The next room was a stupendous kitchen. Three gas stoves, and a huge pit built into the wall like a fireplace. Cutting-board tables and sinks of porcelain and a dozen cooks, cooks’ helpers, and service personnel. The various workers stared at me, wondering, I supposed, if I was a new member of the hive. A man in a chef’s hat actually stopped me and asked, “Are you the new helper?”

“Yes,” I said. “But I only work with one food.”

“What’s that?”

“The jam.”

The next room was small and crowded with hampers overflowing with cloth. Even the walls were covered in fabric. The only furniture was a pedal-powered sewing machine built into its own table and two stools, all near a window that was flooded with sunlight.

On one of the stools sat a white woman with long, thick brown hair. She was working her foot on the pedal, pulling a swath of royal-blue cloth under the driving needle.

“Mrs. Merchant,” Etta said.

The woman turned from her sewing to face us.

She was in her forties, but young-looking. Etta was in her forties then too, though I always thought of her as being older. Etta’s skin was clear and wrinkle-free, but the years she’d lived had still left their mark. Etta was a matron, while the white woman was more like a child. Mrs. Merchant’s face was round and her eyes were gray. She’d been crying, was going to cry again.

“Etta,” she said.

She rose from her stool. Etta walked toward her and they embraced like sisters. EttaMae was much the larger woman. Mrs. Merchant was small-boned and frail.

“This is the man I told you about, Brian Phillips,” Etta said, using a name I had suggested on the drive up.

The white woman put on a smile and held out her hand to me. I took it.

“Thank you for coming, Mr. Phillips,” she said.
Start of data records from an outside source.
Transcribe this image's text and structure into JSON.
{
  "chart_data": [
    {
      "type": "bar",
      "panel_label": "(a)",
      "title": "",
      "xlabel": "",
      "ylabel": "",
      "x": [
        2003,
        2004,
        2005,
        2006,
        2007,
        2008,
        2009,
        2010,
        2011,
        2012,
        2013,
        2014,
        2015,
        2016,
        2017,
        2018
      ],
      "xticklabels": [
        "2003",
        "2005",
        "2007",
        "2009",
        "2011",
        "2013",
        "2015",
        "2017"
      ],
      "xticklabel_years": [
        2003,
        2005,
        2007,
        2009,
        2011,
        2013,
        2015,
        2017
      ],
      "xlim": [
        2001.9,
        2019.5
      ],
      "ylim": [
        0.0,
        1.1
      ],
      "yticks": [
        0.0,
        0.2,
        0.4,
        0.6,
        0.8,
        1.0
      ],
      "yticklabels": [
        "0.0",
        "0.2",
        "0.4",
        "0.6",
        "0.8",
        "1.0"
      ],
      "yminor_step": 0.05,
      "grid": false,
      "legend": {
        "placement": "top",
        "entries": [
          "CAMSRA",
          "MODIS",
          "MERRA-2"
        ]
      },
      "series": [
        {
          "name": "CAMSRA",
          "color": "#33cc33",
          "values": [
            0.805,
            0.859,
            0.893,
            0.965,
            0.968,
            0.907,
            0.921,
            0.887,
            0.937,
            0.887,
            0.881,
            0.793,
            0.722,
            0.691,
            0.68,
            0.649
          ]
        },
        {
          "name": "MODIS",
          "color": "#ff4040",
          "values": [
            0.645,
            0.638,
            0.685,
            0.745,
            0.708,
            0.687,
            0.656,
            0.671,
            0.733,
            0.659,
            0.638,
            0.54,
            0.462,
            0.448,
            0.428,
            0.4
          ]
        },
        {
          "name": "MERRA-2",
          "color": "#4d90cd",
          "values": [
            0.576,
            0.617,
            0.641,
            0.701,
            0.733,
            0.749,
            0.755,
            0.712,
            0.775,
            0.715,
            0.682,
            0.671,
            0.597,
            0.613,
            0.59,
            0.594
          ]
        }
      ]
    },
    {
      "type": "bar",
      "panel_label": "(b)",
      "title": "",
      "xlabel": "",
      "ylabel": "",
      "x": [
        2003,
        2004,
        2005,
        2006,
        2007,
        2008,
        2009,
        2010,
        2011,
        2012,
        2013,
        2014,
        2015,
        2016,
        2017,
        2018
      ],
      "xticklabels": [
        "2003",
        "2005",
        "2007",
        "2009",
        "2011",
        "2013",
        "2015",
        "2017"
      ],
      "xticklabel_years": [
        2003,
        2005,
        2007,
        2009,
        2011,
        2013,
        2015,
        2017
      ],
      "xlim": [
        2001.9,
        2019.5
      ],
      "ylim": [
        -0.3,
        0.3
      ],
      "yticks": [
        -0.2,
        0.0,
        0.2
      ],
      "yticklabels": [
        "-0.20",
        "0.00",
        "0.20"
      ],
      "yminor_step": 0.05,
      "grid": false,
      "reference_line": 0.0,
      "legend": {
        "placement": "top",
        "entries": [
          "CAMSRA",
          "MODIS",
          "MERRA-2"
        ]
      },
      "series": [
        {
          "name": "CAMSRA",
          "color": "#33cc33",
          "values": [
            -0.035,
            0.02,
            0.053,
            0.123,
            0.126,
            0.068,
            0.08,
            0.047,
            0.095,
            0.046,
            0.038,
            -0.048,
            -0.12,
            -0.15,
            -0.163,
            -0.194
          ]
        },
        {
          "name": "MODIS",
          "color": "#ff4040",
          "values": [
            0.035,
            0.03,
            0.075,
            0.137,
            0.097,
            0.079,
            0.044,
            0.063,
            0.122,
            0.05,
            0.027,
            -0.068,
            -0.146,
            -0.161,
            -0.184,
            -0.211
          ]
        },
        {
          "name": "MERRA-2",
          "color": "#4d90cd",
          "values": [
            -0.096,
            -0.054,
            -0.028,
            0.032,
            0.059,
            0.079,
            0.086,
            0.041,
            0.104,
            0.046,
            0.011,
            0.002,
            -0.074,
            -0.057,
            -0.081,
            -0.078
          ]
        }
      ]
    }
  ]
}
“I’m here for Etta, Mrs. Merchant.”

“Sheila. Call me Sheila.”

“What is it you need?” I asked.

“Hasn’t Etta told you?”

“Your daughter has run away with one of your employees. That’s really about all I know.”

“Sin is a full-grown woman,” Sheila Merchant said. “She didn’t run away, she just left. But she also left a note behind for her father, informing him that she was leaving with Willis. That poor boy has no idea what game she’s playing with him.”